BAB
II
PEMBAHASAN
A.
Definisi
Perkembangan Hubungan Sosial
Perkembangan
sosial ialah pencapaian kematangan dalam hubungan-hubungan sosial. Manusia
tumbuh dan berkembang dari masa bayi ke masa dewasa melalui beberapa langkah
dan jenjang. Kehidupan anak dalam menelusuri perkembangannya itu pada dasarnya
merupakan kemampuan mereka berinteraksi dengan lingkungan. Pada proses
integrasi dan interaksi ini faktor intelektual dan emosional mengambil peranan
penting. Proses tersebut merupakan proses sosialisasi yang menjadikan anak
sebagai individu yang secara aktif melakukan proses sosialisasi.
“Perkembangan
hubungan sosial adalah suatu proses belajar untuk penyesuaian terhadap
norma-norma kelompok, moral, tradisi dan meleburkan diri menjadi satu rasa
kesatuan” (Natawidjaja, 2000: 99). Dalam hal ini, perkembangan hubungan sosial
ini mencakup perkembangan bentuk-bentuk tingkah laku baru, perubahan dalam
minat, dan pilihan tentang tipe-tipe baru. Perkembangan tersebut tidak lain
merupakan pengaruh dari lingkungan, baik fisik maupun sosial. Akan tetapi,
lingkungan sosial yang telah memberikan banyak pengaruh terhadap pembentukan
berbagai aspek kehidupan, terutama kehidupan sosio-psikologis.
Manusia
sebagai makhluk sosial senantiasa berhubungan dengan sesama manusia.

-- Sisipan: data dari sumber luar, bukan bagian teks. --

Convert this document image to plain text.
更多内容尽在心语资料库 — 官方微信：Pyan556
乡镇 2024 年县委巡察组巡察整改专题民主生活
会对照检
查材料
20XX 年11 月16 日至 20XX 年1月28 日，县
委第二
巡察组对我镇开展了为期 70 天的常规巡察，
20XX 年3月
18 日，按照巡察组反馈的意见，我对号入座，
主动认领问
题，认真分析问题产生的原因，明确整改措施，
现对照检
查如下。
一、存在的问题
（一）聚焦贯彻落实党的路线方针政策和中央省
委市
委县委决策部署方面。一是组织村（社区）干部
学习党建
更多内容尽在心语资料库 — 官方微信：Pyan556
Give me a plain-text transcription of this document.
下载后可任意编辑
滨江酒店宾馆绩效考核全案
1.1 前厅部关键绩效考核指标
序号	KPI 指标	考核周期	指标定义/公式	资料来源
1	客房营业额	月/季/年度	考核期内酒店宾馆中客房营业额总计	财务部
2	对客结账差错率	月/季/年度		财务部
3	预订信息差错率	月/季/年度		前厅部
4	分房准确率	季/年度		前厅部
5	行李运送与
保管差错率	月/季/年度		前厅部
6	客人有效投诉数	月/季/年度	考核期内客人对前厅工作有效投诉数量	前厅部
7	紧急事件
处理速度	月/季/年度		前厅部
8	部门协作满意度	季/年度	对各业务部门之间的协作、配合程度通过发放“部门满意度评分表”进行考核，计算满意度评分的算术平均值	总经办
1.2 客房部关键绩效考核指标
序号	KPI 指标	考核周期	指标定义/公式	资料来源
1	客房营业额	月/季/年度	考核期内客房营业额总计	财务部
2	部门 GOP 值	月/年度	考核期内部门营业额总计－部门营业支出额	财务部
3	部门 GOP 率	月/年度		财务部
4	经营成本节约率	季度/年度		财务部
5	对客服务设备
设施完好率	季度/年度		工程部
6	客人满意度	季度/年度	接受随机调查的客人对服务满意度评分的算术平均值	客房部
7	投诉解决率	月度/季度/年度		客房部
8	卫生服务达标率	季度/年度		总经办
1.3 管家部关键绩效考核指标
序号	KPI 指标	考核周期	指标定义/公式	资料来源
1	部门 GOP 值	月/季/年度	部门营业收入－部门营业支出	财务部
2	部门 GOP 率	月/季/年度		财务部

Bersosialisasi pada dasarnya merupakan proses penyesuaian diri terhadap
lingkungan kehidupan sosial, baik dalam keluarga, teman, maupun masyarakat.
Berdasarkan uraian diatas, maka dapat di tarik kesimpulan bahwa Perkembangan
Hubungan Sosial adalah perkembangan tingkat hubungan antar manusia sehubungan
dengan meningkatnya kebutuhan hidup untuk dapat melakukan penyesuaian diri
didalam lingkungan. Semakin dewasa dan bertambahnya umur, kebutuhan manusia
menjadi kompleks dan tingkat hubungan sosial juga berkembang menjadi sangat
kompleks.
B.
Faktor-Faktor
yang Mempengaruhi Perkembangan Sosial
1.
Faktor Keluarga
Keluarga
merupakan lingkungan pertama yang memberikan pengaruh terhadap berbagai aspek
perkembangan anak, termasuk perkembangan sosialnya. Kondisi dan tata cara
kehidupan keluarga merupakan lingkungan yang kondusif bagi sosialisasi anak.
Didalam keluarga berlaku norma-norma kehidupan keluarga yang harus ditaati oleh
anak. Sikap orang tua yang terlalu membatasi pergaulan akan berpengaruh
terhadap perkembangan sosial bagi anak-anaknya, sebaliknya sikap orang tua yang
terlalu memberikan kebebasan bergaul menyebabkan perkembangan sosial
anak-anaknya tidak terkendali.
2.
Faktor Kematangan
Proses
sosialisasi sangat memerlukan kematangan fisik dan psikhis. Untuk memberi dan menerima pandangan atau pendapat
orang lain, diperlukan kematangan intelektual dan emosional. Selain itu,
kematangan mental dan kemampuan berbahasa ikut pula menentukan keberhasilan
seseorang dalam berhubungan sosial.
3.
Faktor Status Sosial
Ekonomi
Kehidupan
sosial dipengaruhi pula oleh kondisi atau status sosial ekonomi keluarga.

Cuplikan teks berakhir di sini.